You can understand all this but still wonder how the polls could have missed as much as they did. One theory comes down to the pollsters themselves: herding. Like any other business, the US polling industry needs clients, and needs to appear “right”. If you were a pollster, it’d appear better to be among the pack, closer to the average of polls, rather than on the periphery.

Another theory rests not with pollsters, but voters. Voters inclined to voting Trump, or those that have been generally sampled poorly, are more likely to have low social trust, and less inclination to engage with others  including pollsters. “Social trust” is, as the Pew Research Center once wrote, a measure of a voter’s “faith in people” and a belief in another person’s integrity and reliability. Cynical voters are likely to be cynical in their dealings with pollsters, too.

Hispanics and those in non-professional social classes typically have high levels of low social trust, as do those who have no record in voting. In an election where turnout is reported to have been the highest in a century, with campaigns aimed at turning out the disengaged, it is understandable that pollsters may have struggled to sample or weight for those newly-engaged electors.
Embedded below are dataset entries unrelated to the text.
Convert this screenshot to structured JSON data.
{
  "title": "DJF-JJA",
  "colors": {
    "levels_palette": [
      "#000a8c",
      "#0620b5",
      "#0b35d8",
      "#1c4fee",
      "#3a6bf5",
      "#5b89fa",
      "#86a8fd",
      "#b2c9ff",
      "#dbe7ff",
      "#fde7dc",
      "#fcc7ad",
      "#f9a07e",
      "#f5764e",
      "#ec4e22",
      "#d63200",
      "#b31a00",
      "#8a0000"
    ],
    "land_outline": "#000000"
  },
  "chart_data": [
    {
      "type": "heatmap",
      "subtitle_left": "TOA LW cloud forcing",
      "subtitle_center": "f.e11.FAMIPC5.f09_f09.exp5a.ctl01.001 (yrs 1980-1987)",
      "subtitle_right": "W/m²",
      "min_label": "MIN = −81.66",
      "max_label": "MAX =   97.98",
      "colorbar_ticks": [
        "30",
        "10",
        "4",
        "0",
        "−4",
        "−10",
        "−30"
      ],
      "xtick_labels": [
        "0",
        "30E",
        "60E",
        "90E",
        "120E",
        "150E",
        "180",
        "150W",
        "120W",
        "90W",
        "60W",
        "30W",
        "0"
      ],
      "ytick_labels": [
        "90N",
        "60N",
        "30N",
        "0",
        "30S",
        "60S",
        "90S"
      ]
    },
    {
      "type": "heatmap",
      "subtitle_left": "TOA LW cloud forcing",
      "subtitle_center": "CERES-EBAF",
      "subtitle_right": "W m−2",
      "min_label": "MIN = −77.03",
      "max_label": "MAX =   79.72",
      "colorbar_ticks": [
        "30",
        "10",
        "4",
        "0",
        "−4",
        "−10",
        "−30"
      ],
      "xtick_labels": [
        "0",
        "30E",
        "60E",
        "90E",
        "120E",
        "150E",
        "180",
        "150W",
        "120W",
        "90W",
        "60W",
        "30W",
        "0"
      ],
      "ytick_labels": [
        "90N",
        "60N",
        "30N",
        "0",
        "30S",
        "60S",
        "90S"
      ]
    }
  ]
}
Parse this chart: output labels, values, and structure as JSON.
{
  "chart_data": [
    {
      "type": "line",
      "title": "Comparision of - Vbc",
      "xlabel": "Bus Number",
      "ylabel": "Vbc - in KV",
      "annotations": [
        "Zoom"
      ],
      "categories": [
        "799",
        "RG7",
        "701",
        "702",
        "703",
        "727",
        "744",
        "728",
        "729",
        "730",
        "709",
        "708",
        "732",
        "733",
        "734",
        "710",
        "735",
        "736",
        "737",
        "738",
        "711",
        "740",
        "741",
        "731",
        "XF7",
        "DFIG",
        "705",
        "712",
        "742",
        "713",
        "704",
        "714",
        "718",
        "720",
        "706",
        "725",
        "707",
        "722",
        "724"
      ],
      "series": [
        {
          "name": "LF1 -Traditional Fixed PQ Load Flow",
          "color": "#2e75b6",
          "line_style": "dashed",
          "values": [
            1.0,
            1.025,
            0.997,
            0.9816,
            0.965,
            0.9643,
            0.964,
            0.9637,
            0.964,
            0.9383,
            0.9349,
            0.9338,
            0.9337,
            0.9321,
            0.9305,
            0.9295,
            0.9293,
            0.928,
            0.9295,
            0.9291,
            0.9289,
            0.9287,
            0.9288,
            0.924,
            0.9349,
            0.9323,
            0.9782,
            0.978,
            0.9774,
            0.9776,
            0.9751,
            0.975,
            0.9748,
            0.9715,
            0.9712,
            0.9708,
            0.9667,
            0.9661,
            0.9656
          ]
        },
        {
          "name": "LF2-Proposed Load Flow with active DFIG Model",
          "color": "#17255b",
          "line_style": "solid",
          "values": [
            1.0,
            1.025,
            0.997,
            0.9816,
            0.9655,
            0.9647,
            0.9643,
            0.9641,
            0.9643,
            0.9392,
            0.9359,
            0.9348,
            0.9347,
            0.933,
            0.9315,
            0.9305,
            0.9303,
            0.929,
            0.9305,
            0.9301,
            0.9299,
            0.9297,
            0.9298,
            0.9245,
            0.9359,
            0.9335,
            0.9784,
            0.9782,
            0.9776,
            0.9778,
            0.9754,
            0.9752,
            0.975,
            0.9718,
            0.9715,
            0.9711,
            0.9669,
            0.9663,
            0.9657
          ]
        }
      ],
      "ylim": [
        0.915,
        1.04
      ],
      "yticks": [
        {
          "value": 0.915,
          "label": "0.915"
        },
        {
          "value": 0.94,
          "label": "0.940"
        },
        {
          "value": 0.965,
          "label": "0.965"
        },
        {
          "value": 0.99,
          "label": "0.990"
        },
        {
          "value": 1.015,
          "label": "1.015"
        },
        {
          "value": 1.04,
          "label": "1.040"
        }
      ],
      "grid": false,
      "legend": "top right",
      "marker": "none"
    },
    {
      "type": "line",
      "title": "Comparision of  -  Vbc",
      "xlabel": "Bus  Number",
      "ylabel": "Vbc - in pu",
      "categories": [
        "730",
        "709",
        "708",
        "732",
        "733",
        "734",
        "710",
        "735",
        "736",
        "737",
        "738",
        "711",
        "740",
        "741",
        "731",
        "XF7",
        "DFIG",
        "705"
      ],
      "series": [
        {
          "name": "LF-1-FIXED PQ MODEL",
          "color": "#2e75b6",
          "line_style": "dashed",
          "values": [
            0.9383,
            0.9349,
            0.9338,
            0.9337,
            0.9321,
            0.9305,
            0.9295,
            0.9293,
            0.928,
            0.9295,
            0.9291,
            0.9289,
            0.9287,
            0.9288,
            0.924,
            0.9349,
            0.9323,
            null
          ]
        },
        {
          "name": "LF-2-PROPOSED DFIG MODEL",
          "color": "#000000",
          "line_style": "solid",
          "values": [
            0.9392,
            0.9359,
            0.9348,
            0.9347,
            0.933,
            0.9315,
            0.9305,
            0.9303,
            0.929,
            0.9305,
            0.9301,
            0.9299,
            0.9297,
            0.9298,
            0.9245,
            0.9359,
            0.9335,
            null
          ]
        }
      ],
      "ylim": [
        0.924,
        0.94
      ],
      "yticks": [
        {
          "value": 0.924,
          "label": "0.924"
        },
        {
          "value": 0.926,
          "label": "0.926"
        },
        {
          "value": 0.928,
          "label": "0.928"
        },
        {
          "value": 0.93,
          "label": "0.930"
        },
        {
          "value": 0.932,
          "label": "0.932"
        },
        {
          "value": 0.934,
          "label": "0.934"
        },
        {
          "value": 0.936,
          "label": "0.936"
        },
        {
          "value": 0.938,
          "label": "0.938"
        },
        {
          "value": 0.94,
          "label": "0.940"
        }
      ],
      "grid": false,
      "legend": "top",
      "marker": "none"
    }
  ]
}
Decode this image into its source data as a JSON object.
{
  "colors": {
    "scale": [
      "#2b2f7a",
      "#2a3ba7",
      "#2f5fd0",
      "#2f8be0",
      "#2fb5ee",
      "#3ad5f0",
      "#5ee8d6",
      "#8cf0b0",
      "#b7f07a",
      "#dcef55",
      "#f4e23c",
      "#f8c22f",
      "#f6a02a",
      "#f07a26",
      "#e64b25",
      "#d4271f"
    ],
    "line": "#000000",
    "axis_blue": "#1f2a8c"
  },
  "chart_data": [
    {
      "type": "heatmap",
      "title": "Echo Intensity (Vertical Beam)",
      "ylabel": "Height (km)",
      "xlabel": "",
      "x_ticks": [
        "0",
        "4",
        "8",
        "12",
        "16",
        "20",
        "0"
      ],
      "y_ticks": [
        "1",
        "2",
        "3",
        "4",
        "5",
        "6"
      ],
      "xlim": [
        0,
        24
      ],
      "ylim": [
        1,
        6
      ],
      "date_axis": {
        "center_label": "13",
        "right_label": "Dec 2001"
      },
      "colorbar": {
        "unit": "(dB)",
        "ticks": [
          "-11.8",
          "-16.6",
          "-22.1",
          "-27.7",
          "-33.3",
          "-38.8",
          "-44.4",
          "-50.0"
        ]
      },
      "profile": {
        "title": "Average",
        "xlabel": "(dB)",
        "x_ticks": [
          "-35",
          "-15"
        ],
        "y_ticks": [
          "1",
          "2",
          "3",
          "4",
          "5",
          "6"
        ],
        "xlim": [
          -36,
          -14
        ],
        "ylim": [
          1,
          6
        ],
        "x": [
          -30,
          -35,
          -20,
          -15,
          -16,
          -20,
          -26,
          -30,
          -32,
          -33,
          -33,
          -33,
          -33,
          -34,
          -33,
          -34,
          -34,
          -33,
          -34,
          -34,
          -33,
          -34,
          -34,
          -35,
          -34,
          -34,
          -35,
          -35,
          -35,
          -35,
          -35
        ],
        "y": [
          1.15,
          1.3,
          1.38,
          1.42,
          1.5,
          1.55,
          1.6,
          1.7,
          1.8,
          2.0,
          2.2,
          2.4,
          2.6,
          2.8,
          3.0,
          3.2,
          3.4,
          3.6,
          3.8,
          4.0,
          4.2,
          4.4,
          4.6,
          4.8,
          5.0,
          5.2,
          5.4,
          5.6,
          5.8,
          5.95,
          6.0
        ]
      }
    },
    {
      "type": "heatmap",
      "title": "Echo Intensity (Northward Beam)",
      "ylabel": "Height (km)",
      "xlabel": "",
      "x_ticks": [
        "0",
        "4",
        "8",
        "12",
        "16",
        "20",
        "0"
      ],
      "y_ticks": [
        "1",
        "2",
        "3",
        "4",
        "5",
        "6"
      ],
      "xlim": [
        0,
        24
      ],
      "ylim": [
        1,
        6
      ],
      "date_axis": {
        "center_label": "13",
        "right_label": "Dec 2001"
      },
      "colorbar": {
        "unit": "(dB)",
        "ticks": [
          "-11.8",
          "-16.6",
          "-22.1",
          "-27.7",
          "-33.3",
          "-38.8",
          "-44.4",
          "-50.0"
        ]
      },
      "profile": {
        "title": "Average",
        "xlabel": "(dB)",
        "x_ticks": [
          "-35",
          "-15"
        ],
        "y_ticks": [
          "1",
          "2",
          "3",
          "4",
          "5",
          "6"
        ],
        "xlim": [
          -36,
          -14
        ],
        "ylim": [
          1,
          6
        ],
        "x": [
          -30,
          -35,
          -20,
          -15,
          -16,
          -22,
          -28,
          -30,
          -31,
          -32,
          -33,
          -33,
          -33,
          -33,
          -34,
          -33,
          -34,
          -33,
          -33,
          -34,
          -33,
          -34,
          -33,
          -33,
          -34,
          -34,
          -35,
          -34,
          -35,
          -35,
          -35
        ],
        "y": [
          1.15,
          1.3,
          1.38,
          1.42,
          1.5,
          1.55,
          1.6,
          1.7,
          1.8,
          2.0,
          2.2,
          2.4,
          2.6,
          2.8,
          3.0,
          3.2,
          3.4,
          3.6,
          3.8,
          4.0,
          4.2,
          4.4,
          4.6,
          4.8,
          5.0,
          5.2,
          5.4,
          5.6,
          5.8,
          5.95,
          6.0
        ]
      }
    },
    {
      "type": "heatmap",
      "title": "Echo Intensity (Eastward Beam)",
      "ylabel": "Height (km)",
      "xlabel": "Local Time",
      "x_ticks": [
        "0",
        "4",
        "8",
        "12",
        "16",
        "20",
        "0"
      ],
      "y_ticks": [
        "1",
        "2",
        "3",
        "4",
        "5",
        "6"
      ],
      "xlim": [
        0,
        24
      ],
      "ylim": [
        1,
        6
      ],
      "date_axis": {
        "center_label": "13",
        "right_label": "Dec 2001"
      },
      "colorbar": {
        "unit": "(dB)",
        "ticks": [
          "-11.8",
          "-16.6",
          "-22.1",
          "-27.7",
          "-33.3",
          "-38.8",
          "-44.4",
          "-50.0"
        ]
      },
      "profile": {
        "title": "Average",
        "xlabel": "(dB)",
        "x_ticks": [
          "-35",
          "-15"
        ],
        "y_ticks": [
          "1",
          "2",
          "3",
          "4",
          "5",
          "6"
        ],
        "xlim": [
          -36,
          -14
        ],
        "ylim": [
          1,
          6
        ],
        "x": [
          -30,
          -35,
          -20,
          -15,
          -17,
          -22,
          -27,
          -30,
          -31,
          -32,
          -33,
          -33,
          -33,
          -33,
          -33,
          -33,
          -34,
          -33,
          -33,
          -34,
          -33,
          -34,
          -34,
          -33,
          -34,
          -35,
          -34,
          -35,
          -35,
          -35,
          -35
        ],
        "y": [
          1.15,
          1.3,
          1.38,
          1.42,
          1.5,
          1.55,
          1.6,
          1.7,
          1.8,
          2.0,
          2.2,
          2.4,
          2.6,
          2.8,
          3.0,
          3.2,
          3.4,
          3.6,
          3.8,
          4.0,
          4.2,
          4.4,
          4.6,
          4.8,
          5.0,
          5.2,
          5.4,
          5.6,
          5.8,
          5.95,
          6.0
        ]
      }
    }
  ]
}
In some instances, that may mean a newly-engaged section of a demographic whose historic voting patterns, simply put, do not exist. In that case, relying on the 2016 patterns is all you can do. This may in part explain why pollsters, to a degree, may have missampled Hispanics.

At any rate, we just don’t have enough evidence at this moment to definitively say why the polls were out. Newly-engaged Trump supporters may be a slightly harder demographic to sample than first thought, owing to being more likely to have high levels of low social trust, and therefore an unwillingness to engage with market researchers. The new voters who turned out for the current incumbent are not, also, as homogenous as first thought. Politically, they’re just as Trumpian as any of his other supporters; demographically they’re more diverse than ever. The old assumptions and weightings applied about where a candidate gets their support from  and the propensity for that support to turn out on the day  may warrant a rethink. 

Trump is certain to have lost this election, but the legacy he will leave is a campaign of the insurgents, of breaking age old assumptions about who votes and what do they vote; that campaign, often understated in polls, may just hang about for a little while longer.